It opens with a montage of great explorers from history — Amelia Earheart and Robert Edwin Peary, among others — as Lara Croft waxes philosophical in voiceover about what drives people to explore the farthest fringes of our world. We then cut to Lara climbing a frigid, forbidding mountain with very little in the way of safety precautions. One poorly-placed axe on an ice wall leads to her near doom as the cliff shatters and tumbles around her. Being a video game protagonist, she of course survives (aside from those numerous deaths rendered non-canon by returning to a previous save point), and reaches a tomb which she will presumably proceed to raid of everything that isn’t nailed down.
Unlike the sweaty, tropical island of 2013’s Tomb Raider, Rise sees Lara exploring the frigid environment of Siberia to uncover its ancient secrets. The supernatural occurrences of the previous game have been covered up, and in order to prove her own sanity, Lara has gone on a quest to find more evidence that can be shown to the world. The environment will play a more active role in gameplay this time around, with a dynamic weather system and day/night cycle that affects both Lara and the various NPCs and animals sharing the world with her. For instance, in order to craft an upgrade for her coat to better endure the blizzards, Lara has to track down a white wolf that only comes out to hunt at a particular time.
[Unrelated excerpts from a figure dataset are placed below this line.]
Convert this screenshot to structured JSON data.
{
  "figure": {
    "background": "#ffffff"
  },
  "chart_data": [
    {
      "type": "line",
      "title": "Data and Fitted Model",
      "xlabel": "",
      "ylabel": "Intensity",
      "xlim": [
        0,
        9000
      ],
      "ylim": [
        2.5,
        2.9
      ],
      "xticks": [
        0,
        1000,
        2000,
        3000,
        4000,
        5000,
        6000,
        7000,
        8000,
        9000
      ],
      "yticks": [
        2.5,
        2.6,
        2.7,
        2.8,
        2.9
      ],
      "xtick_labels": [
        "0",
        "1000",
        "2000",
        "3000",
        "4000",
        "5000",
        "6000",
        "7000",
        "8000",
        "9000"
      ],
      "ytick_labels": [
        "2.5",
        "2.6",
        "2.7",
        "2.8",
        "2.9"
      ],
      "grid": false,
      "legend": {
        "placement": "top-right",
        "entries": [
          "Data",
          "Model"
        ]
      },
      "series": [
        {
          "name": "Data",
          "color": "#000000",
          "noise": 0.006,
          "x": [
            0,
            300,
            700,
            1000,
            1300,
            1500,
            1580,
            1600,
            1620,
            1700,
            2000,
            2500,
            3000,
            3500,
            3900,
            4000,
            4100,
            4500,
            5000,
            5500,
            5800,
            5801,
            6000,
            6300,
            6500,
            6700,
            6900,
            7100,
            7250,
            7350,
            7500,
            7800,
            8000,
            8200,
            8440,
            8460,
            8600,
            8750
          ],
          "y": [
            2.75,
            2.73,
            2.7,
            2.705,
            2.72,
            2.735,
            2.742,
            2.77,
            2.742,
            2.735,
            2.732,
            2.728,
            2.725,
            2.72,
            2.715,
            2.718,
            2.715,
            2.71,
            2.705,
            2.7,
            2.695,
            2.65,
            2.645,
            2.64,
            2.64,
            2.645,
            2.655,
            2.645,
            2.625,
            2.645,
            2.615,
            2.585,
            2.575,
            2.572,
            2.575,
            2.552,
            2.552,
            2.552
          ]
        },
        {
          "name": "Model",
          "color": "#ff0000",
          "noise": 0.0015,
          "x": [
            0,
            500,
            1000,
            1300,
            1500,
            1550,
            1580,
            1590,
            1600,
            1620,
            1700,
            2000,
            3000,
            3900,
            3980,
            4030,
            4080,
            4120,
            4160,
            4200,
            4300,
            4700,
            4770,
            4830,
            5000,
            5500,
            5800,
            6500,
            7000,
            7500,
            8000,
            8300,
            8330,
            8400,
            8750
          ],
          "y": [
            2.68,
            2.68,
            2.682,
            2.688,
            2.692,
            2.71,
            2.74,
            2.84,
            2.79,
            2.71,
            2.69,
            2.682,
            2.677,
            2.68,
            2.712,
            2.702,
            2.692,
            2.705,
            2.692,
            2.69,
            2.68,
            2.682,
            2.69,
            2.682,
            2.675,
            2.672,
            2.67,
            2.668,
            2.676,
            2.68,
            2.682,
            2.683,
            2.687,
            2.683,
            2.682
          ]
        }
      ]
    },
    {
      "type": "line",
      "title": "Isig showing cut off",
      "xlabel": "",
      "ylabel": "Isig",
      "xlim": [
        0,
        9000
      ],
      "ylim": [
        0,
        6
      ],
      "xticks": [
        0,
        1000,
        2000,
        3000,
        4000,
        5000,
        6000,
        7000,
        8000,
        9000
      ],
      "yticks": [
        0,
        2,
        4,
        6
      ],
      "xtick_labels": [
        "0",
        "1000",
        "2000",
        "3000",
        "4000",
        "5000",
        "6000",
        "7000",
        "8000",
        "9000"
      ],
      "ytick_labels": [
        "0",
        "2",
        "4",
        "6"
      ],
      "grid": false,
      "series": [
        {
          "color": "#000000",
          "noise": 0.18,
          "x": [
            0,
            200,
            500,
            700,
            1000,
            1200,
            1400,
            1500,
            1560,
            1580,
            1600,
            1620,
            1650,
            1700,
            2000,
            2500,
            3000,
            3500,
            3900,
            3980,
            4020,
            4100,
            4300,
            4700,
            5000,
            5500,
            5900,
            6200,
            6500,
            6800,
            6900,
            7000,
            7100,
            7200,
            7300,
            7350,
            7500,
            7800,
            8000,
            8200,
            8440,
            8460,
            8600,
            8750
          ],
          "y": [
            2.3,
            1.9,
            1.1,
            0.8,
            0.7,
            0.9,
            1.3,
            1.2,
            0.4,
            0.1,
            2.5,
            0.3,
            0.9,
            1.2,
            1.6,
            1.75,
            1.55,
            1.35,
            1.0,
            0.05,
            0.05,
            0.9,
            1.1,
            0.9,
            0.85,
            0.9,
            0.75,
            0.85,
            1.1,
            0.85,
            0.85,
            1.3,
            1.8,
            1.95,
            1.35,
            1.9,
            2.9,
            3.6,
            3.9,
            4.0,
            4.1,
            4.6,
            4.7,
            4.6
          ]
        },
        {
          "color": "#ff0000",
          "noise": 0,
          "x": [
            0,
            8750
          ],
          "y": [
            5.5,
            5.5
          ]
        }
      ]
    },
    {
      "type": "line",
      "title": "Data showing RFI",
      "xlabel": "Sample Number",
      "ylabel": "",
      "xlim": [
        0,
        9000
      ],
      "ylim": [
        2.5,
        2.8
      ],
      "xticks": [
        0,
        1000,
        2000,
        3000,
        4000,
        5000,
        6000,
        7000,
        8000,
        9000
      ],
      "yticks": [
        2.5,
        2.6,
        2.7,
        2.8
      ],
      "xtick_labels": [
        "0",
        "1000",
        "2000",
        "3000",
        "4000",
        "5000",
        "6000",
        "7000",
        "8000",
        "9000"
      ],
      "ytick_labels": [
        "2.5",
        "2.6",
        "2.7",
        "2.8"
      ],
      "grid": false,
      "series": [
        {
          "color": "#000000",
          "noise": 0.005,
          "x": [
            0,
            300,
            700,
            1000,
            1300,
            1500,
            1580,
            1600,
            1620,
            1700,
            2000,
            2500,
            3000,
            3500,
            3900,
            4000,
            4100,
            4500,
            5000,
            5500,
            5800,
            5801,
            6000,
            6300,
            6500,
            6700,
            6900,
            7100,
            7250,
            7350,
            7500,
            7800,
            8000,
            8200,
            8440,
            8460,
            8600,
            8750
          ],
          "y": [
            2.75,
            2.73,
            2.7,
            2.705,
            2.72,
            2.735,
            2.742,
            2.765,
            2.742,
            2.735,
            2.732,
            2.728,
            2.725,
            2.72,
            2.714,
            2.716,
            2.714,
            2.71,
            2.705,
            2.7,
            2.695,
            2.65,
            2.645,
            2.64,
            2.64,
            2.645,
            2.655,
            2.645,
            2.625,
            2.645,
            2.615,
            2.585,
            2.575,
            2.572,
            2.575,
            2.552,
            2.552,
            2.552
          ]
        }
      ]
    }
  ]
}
Rise of the Tomb Raider was first announced at E3 2014, but no real gameplay has been shown yet — that will almost certainly debut at E3 2015. It has been revealed that the game would be a Microsoft exclusive, coming in holiday 2015 to only Xbox One and Xbox 360. It was subsequently clarified that the exclusivity would only be timed, with the game following on other platforms at some point thereafter, but no specific timeframe has been given.